Au Burkina Faso, les violences perpétrées par des groupes djihadistes ont entraîné le déplacement de près de 230 000 personnes depuis le début de l’année. Les agences humanitaires tirent la sonnette d’alarme, soulignant que cette situation sécuritaire précaire continue d’impacter lourdement les enfants et leurs familles à travers ce pays du Sahel central.
Le Groupe de coordination opérationnelle de la réponse rapide (GCORR) révèle que près de 37 000 ménages ont été contraints de fuir leurs foyers, suite à 48 alertes de déplacement. Ce chiffre marque une augmentation préoccupante de 92% par rapport à la même période l’année précédente. Rien qu’en mai, le GCORR a recensé environ 41 000 personnes affectées par 12 nouvelles alertes de déplacement sur l’ensemble du territoire burkinabè.
La région de la Boucle du Mouhoun est particulièrement touchée, avec plus de 106 000 déplacés, dont plus de 65 000 enfants, répartis dans 13 localités clés comme Dédougou, Di et Tougan. Cette région concentre à elle seule 45% des personnes déplacées internes du pays.

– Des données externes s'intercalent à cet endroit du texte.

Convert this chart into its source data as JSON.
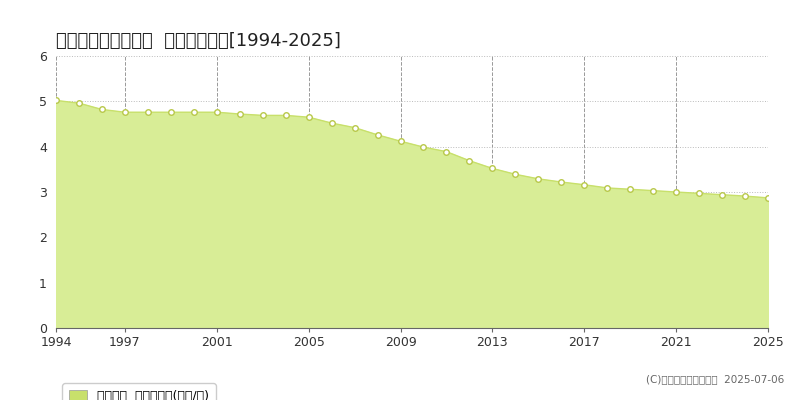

Des besoins humanitaires pressants au Burkina Faso
La situation sécuritaire générale au Burkina Faso demeure critique, caractérisée par une persistance des attaques dans les régions du Sahel, du Nord, du Centre-Nord, de l’Est, du Centre-Est et de la Boucle du Mouhoun. Ces agressions ciblent indistinctement les Forces de défense et de sécurité, les Volontaires pour la défense de la patrie (VDP) et les populations civiles.
Selon l’UNICEF, ces violences ont généré des besoins humanitaires considérables dans tous les secteurs. Les urgences les plus criantes concernent l’accès aux abris, la sécurité alimentaire, l’eau potable, l’assainissement et l’hygiène (WASH), ainsi que la protection et l’éducation des enfants.

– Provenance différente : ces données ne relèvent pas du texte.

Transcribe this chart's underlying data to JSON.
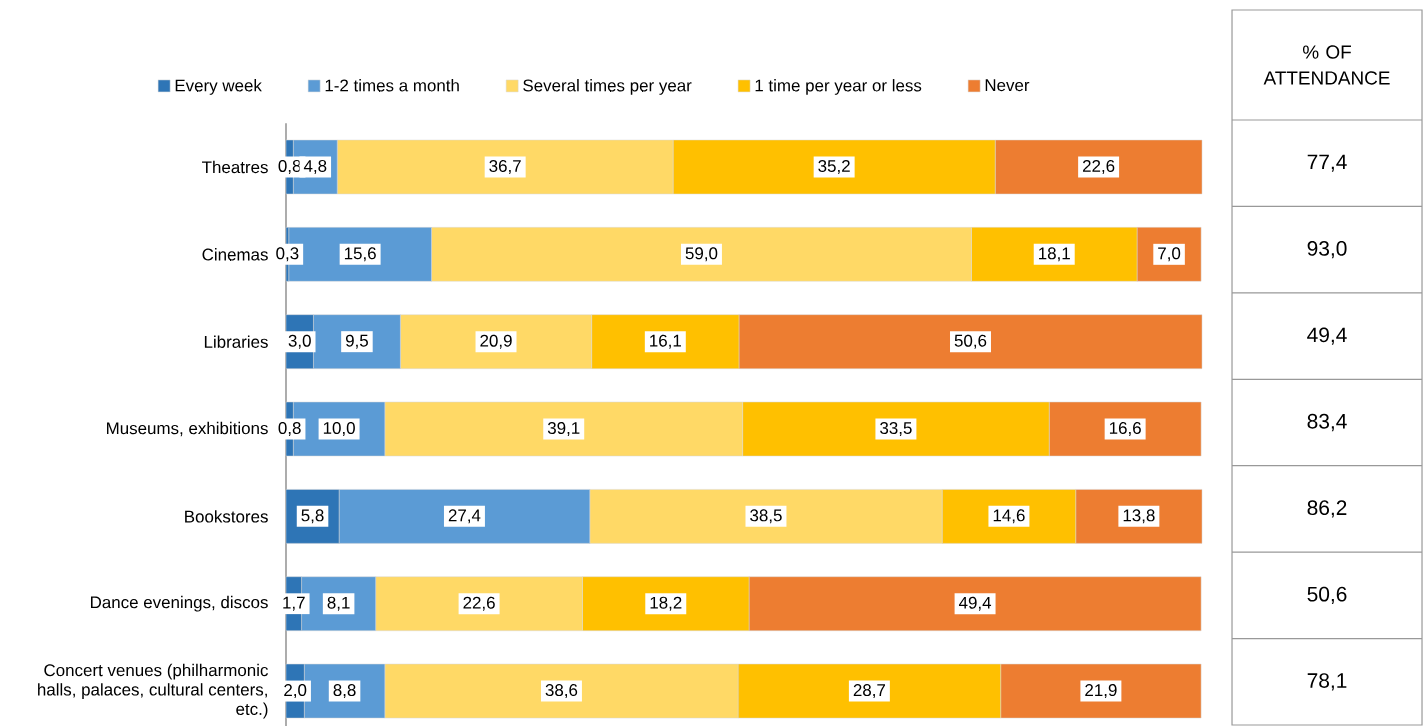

Face à cette crise, diverses organisations se sont mobilisées pour apporter leur soutien sur le terrain. Toutefois, malgré les efforts de réponse en cours, des lacunes significatives persistent face à l’ampleur des besoins.
Lutte contre la malnutrition aiguë sévère
Sur le plan nutritionnel, la situation est alarmante. En avril, plus de 10 000 enfants ont été admis pour le traitement de la malnutrition aiguë sévère à travers le pays. Plus de la moitié de ces cas proviennent des régions les plus affectées par les violences djihadistes, notamment la Boucle du Mouhoun, le Nord, l’Est, le Sahel et le Centre-Nord.

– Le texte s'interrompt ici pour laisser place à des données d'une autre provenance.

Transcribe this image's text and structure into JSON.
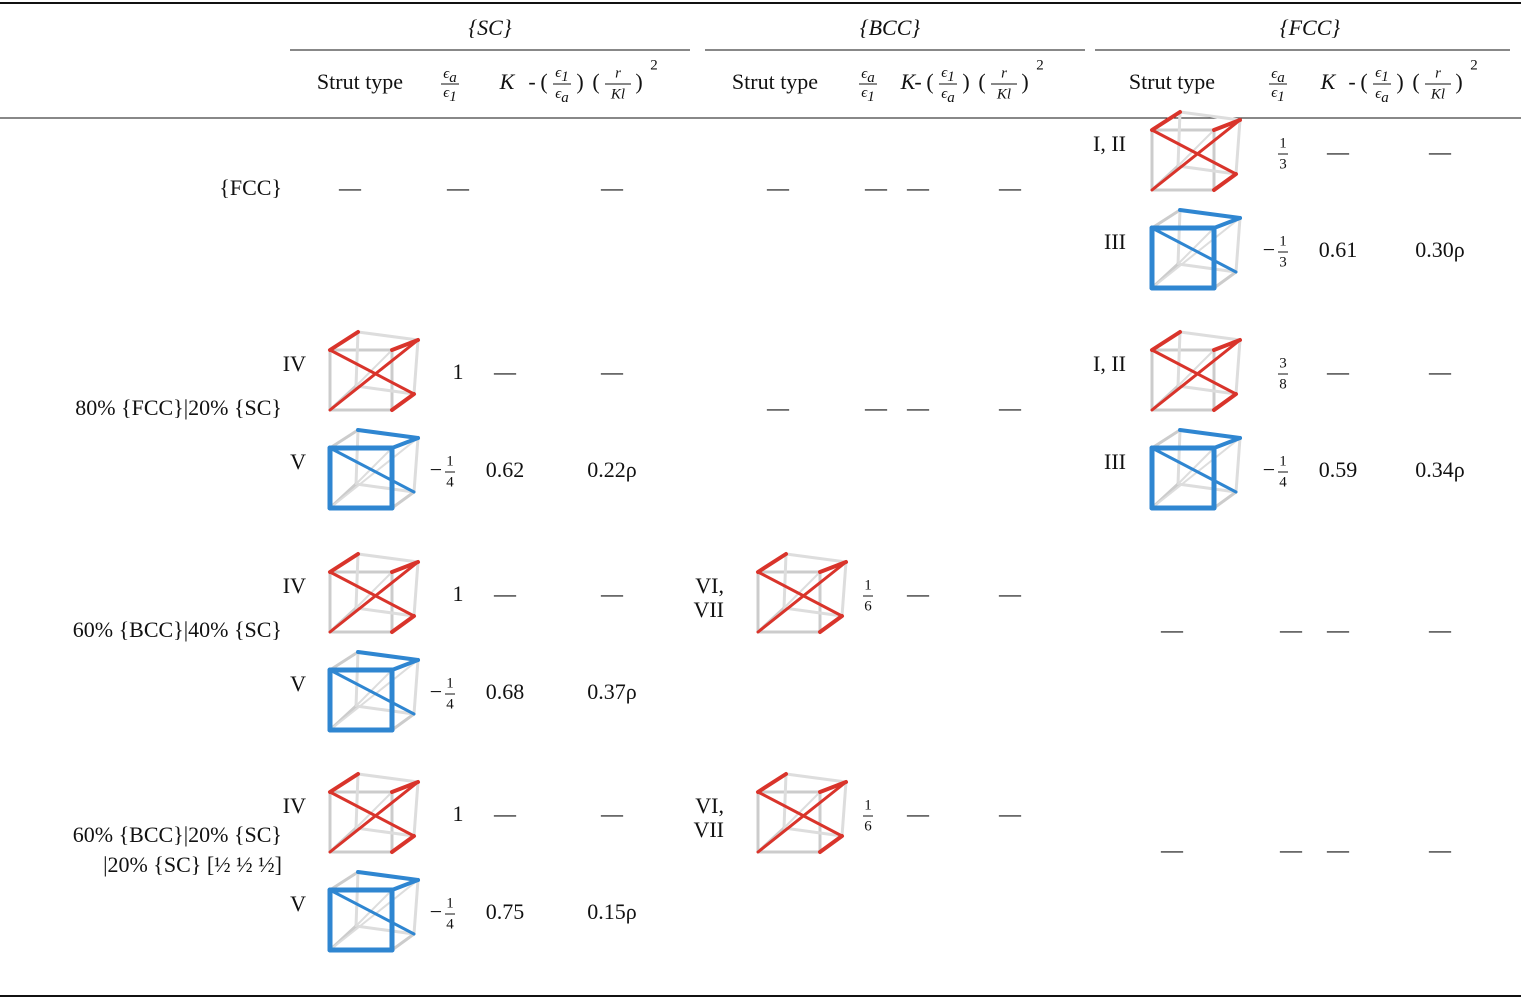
{
  "table": {
    "groups": [
      "{SC}",
      "{BCC}",
      "{FCC}"
    ],
    "subheader": {
      "strut_type": "Strut type",
      "ratio": {
        "num": "ϵ",
        "num_sub": "a",
        "den": "ϵ",
        "den_sub": "1"
      },
      "k": "K",
      "buckling": {
        "sign": "-",
        "open": "(",
        "close": ")",
        "f1": {
          "num": "ϵ",
          "num_sub": "1",
          "den": "ϵ",
          "den_sub": "a"
        },
        "f2": {
          "num": "r",
          "den": "Kl"
        },
        "power": "2"
      }
    },
    "rows": [
      {
        "label": [
          "{FCC}"
        ],
        "sections": [
          [
            {
              "strut": "—",
              "ratio": "—",
              "buckling": "—"
            }
          ],
          [
            {
              "strut": "—",
              "ratio": "—",
              "k": "—",
              "buckling": "—"
            }
          ],
          [
            {
              "strut": "I, II",
              "color": "#d9342b",
              "ratio": {
                "num": "1",
                "den": "3"
              },
              "k": "—",
              "buckling": "—"
            },
            {
              "strut": "III",
              "color": "#2f86d1",
              "ratio": {
                "sign": "−",
                "num": "1",
                "den": "3"
              },
              "k": 0.61,
              "buckling": "0.30ρ"
            }
          ]
        ]
      },
      {
        "label": [
          "80% {FCC}|20% {SC}"
        ],
        "sections": [
          [
            {
              "strut": "IV",
              "color": "#d9342b",
              "ratio": "1",
              "k": "—",
              "buckling": "—"
            },
            {
              "strut": "V",
              "color": "#2f86d1",
              "ratio": {
                "sign": "−",
                "num": "1",
                "den": "4"
              },
              "k": 0.62,
              "buckling": "0.22ρ"
            }
          ],
          [
            {
              "strut": "—",
              "ratio": "—",
              "k": "—",
              "buckling": "—"
            }
          ],
          [
            {
              "strut": "I, II",
              "color": "#d9342b",
              "ratio": {
                "num": "3",
                "den": "8"
              },
              "k": "—",
              "buckling": "—"
            },
            {
              "strut": "III",
              "color": "#2f86d1",
              "ratio": {
                "sign": "−",
                "num": "1",
                "den": "4"
              },
              "k": 0.59,
              "buckling": "0.34ρ"
            }
          ]
        ]
      },
      {
        "label": [
          "60% {BCC}|40% {SC}"
        ],
        "sections": [
          [
            {
              "strut": "IV",
              "color": "#d9342b",
              "ratio": "1",
              "k": "—",
              "buckling": "—"
            },
            {
              "strut": "V",
              "color": "#2f86d1",
              "ratio": {
                "sign": "−",
                "num": "1",
                "den": "4"
              },
              "k": 0.68,
              "buckling": "0.37ρ"
            }
          ],
          [
            {
              "strut": [
                "VI,",
                "VII"
              ],
              "color": "#d9342b",
              "ratio": {
                "num": "1",
                "den": "6"
              },
              "k": "—",
              "buckling": "—"
            }
          ],
          [
            {
              "strut": "—",
              "ratio": "—",
              "k": "—",
              "buckling": "—"
            }
          ]
        ]
      },
      {
        "label": [
          "60% {BCC}|20% {SC}",
          "|20% {SC} [½ ½ ½]"
        ],
        "sections": [
          [
            {
              "strut": "IV",
              "color": "#d9342b",
              "ratio": "1",
              "k": "—",
              "buckling": "—"
            },
            {
              "strut": "V",
              "color": "#2f86d1",
              "ratio": {
                "sign": "−",
                "num": "1",
                "den": "4"
              },
              "k": 0.75,
              "buckling": "0.15ρ"
            }
          ],
          [
            {
              "strut": [
                "VI,",
                "VII"
              ],
              "color": "#d9342b",
              "ratio": {
                "num": "1",
                "den": "6"
              },
              "k": "—",
              "buckling": "—"
            }
          ],
          [
            {
              "strut": "—",
              "ratio": "—",
              "k": "—",
              "buckling": "—"
            }
          ]
        ]
      }
    ]
  }
}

De janvier à avril, le nombre total d’admissions pour traitement a dépassé les 36 000, dont plus de 20 000 dans les zones d’insécurité. À la fin du mois de mai, 179 000 personnes, incluant plus de 25 000 enfants, avaient été traitées pour malnutrition aiguë. Parmi eux, plus de 8 000 enfants souffraient de malnutrition aiguë sévère.
La dégradation continue de la situation sécuritaire entrave gravement les opérations humanitaires, rendant l’accès aux populations affectées difficile, augmentant les risques opérationnels et amplifiant les besoins d’assistance.
De plus, des attaques récentes dans les régions de l’Est et du Sahel ont conduit à la destruction d’infrastructures locales vitales, notamment dans les secteurs de la santé, de l’éducation, de l’eau et de l’administration.
Djibo : une ville sous blocus djihadiste
Parmi les zones les plus touchées, la ville de Djibo, située dans la province du Soum au nord du Burkina Faso, est emblématique de la crise. L’intégralité de sa population, estimée à environ 48 000 personnes (incluant les déplacés et les résidents), est affectée par un blocus djihadiste qui empêche tout approvisionnement depuis décembre 2024.
L’UNICEF, par l’intermédiaire de ses partenaires locaux, maintient des programmes essentiels à Djibo, couvrant l’eau, l’assainissement et l’hygiène, l’éducation, la protection de l’enfance, la santé et la nutrition.
Les travailleurs humanitaires, tout comme les populations qu’ils assistent, sont confrontés à des dangers constants, tels que les engins explosifs improvisés et les enlèvements. L’UNICEF souligne que, au-delà des difficultés d’accès, la pénurie de ressources représente un défi majeur qui impacte directement la capacité de réponse dans les régions les plus vulnérables du Burkina Faso.